What got me to think about this was putting up some new (old depending on your view) paintings on my Etsy store, alankrugfineart.etsy.com. One was an oil I had left unfinished for a few years, the other a wild acrylic that took a boring scene and after madly adding colors it took you by the neck and shook you around a bit.
It was the oil painting though that gave me pause. It was originally a plein air oil painting of a garden. I loved the scene but never could achieve the vibrancy of real life. Suddenly I took it down where it was hidden in the hall, dragged out my by now neglected oils and added the reds and yellows, deep and lighter greens and lavenders for the shade and got it to pop! Yes, I took a lesson from Van Gogh and put the colors directly on a palette knife and went to town! It is now exactly what I wanted and had hoped to achieve.
While I have my share of oil paint tubes, my original teacher had a fondness for turquoises and greens that we all bought willy nilly at Dick Blick as well as other colors to "augment" the basic 12 or so colors that the masters have used since the Renaissance! I may have 30 tubes or so but some are duplicates. I didn't have the color? Well, I mixed it. Then I discovered the world of acrylics.
I tackled "Stairway to Heaven" an all acrylic painting next. Here I had to be sure I used the right bottle of paint. Picky picky picky. That drew me up short. With almost 300 bottles of paint, some so close to each other even I, who has a very critical color sense, might have trouble telling the difference. Because I didn't write it down (that's another blog) I grabbed what I thought was the closest and then put bits of it all over the painting just to be sure. This time I rubbed the colors softly, "expressionist" style over the wild colors and textures to smooth it down without losing the vibrancy the painting had.
Peaking through my work area, I have a glass top bench, was my color wheel. Truth be told I rarely use it. I have violated the rules for so long that I oftentimes wonder, why bother. This time though, I studied it and realized that in most cases I was using the complements of colors on the wheel but not in ways most painters do today. I never wanted colors to be jarring. I want them to compliment each other and in either my craft items or paintings leave surprises for the viewer to discover. I bemoan the fact our world is so dull. I remember vermillion and white or turquoise and white cars with matching interiors. A glance at a parking lot today is nothing but white, black and silver cars. I remember women weren't afraid of colorful frocks and men's shirts, while maybe garish were not black.

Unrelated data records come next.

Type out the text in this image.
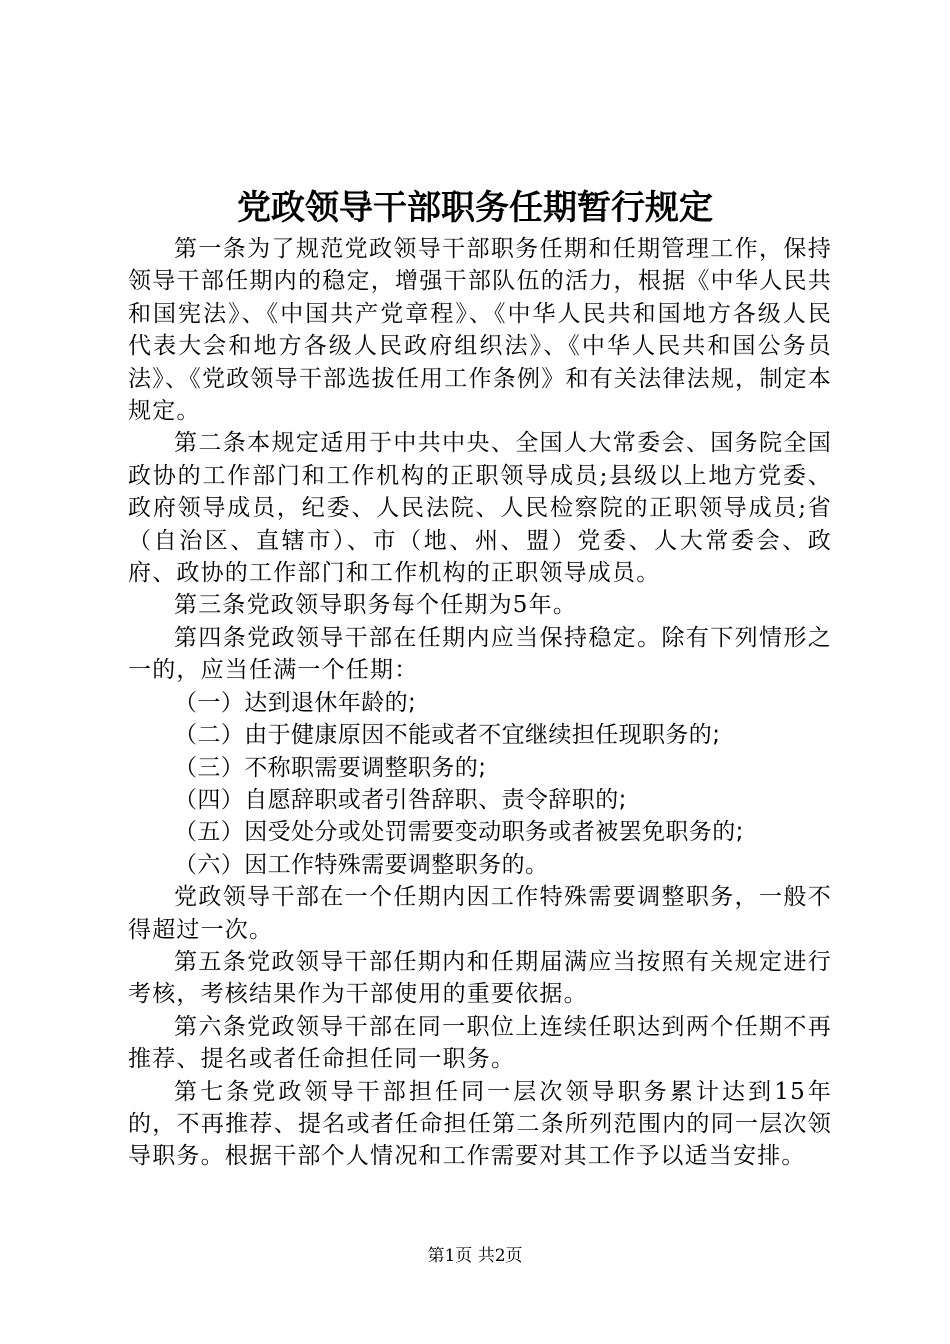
党政领导干部职务任期暂行规定

第一条为了规范党政领导干部职务任期和任期管理工作，保持领导干部任期内的稳定，增强干部队伍的活力，根据《中华人民共和国宪法》、《中国共产党章程》、《中华人民共和国地方各级人民代表大会和地方各级人民政府组织法》、《中华人民共和国公务员法》、《党政领导干部选拔任用工作条例》和有关法律法规，制定本规定。

第二条本规定适用于中共中央、全国人大常委会、国务院全国政协的工作部门和工作机构的正职领导成员;县级以上地方党委、政府领导成员，纪委、人民法院、人民检察院的正职领导成员;省（自治区、直辖市）、市（地、州、盟）党委、人大常委会、政府、政协的工作部门和工作机构的正职领导成员。

第三条党政领导职务每个任期为5年。

第四条党政领导干部在任期内应当保持稳定。除有下列情形之一的，应当任满一个任期：

（一）达到退休年龄的;

（二）由于健康原因不能或者不宜继续担任现职务的;

（三）不称职需要调整职务的;

（四）自愿辞职或者引咎辞职、责令辞职的;

（五）因受处分或处罚需要变动职务或者被罢免职务的;

（六）因工作特殊需要调整职务的。

党政领导干部在一个任期内因工作特殊需要调整职务，一般不得超过一次。

第五条党政领导干部任期内和任期届满应当按照有关规定进行考核，考核结果作为干部使用的重要依据。

第六条党政领导干部在同一职位上连续任职达到两个任期不再推荐、提名或者任命担任同一职务。

第七条党政领导干部担任同一层次领导职务累计达到15年的，不再推荐、提名或者任命担任第二条所列范围内的同一层次领导职务。根据干部个人情况和工作需要对其工作予以适当安排。

第1页 共2页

My advice? USE COLOR!!! If you have trouble with your colors get a color wheel. Put it where you can see it and start using it. Every season is a chance to be colorful...spring, summer, especially fall and even winter with subtle grays and whites with stark black. We have so many chances in our lives to use color why not start now?
Do you need all those colors? Probably not. If you are getting started or it an old hand, get a new book, take out just the recommended colors and see if you can't create just about every color you will ever need. Don't be like those people at the craft shows that have to have "that" color. I learned long ago if you wanted to get it done, mix a little of this and a little of that and move on!